The Managed Funds Association (MFA) has provided feedback to the New York Department of Taxation and Finance regarding proposed rules under Part 4 of the Article 9-A Business Corporation Franchise Tax Regulations, regarding apportionment including, in particular, rules relating to “passive investment customers.” MFA represents the global alternative asset management industry, which includes over 900 New York State-based investment managers overseeing a combined $3.3 trillion in gross assets. These investment managers play a crucial role for institutional investors like pensions, endowments, and nonprofits in diversifying portfolios and managing risk. The proposed regulations will impact how these members and the Department measure taxable in-state investment management activities.
MFA expresses support for the Department’s continued effort to marry the New York State Legislature’s intent to apply customer-based, or market, sourcing rules with administrable regulations which reflect the economics of specific service provider-customer arrangements and, in doing so, submit for public feedback multiple iterations of such regulations.

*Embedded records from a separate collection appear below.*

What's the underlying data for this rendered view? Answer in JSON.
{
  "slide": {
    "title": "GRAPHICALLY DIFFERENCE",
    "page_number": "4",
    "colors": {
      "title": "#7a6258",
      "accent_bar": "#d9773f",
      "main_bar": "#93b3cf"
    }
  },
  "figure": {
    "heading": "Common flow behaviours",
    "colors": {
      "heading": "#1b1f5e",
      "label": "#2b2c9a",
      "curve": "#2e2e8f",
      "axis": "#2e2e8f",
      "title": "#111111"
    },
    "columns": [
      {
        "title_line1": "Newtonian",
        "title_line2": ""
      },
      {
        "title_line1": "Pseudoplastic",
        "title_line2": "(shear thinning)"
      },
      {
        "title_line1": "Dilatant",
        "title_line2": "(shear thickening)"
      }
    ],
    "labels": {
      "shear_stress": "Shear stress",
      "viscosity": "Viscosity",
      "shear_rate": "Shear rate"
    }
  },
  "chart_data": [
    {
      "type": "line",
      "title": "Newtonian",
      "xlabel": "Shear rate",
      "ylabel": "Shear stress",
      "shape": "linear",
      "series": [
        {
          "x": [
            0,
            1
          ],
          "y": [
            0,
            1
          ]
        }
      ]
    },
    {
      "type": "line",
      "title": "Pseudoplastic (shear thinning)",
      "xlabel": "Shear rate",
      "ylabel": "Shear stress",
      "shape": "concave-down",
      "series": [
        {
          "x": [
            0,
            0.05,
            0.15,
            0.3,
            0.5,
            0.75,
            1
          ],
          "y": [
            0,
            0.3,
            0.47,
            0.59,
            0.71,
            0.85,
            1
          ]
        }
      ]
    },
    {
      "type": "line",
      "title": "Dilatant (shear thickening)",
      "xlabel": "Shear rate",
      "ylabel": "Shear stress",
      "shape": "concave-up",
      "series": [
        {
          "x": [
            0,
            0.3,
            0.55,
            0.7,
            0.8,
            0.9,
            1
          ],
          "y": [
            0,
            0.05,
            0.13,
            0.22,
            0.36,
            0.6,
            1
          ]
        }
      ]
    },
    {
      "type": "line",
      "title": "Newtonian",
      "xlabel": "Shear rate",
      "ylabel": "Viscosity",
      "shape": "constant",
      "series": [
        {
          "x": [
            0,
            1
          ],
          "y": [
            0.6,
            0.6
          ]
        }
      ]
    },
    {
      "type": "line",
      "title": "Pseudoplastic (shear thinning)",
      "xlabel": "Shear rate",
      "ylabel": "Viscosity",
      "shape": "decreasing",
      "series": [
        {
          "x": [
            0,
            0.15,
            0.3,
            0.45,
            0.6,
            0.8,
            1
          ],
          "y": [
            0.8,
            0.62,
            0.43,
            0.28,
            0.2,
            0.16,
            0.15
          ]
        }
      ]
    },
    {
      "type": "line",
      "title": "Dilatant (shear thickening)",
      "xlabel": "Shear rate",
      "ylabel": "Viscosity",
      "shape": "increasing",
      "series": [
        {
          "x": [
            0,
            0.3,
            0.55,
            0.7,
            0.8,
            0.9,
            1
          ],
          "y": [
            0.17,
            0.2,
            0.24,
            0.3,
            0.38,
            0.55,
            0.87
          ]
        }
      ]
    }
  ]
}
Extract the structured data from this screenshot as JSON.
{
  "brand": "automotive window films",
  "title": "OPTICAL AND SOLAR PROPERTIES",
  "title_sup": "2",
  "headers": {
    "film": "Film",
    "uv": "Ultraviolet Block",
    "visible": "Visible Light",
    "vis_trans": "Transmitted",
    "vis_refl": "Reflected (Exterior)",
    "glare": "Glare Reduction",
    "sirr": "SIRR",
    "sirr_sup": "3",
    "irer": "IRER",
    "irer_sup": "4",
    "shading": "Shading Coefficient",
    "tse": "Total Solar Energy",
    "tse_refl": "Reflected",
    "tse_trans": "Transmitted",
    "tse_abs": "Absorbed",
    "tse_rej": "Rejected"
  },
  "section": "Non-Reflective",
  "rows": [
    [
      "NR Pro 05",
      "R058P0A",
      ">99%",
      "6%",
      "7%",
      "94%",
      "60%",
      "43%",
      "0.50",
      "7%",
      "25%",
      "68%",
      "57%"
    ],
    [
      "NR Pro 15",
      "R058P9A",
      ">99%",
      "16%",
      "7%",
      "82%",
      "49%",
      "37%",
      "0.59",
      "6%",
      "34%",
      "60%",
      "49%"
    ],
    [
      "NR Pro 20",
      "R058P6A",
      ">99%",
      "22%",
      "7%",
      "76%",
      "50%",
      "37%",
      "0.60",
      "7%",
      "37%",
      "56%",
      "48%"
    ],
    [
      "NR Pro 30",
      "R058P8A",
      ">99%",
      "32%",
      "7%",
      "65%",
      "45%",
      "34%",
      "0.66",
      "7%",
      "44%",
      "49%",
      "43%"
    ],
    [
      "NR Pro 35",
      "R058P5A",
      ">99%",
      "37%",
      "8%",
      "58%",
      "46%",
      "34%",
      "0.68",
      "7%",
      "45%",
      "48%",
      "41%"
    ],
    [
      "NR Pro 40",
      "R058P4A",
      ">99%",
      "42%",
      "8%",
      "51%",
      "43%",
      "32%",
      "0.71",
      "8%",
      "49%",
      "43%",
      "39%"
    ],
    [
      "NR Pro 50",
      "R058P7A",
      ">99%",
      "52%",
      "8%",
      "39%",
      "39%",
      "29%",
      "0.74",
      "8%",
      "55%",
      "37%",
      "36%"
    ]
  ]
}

MFA also commends the Department for its receptivity to the overwhelming view of respondents that receipts for administration, distribution, and management services provided to a passive investment customer should be sourced to the investors in the passive investment customer.
MFA encourages the Department to proceed to formally adopt the proposed Regulations and offers specific recommendations to enhance the accuracy and administrability of these rules.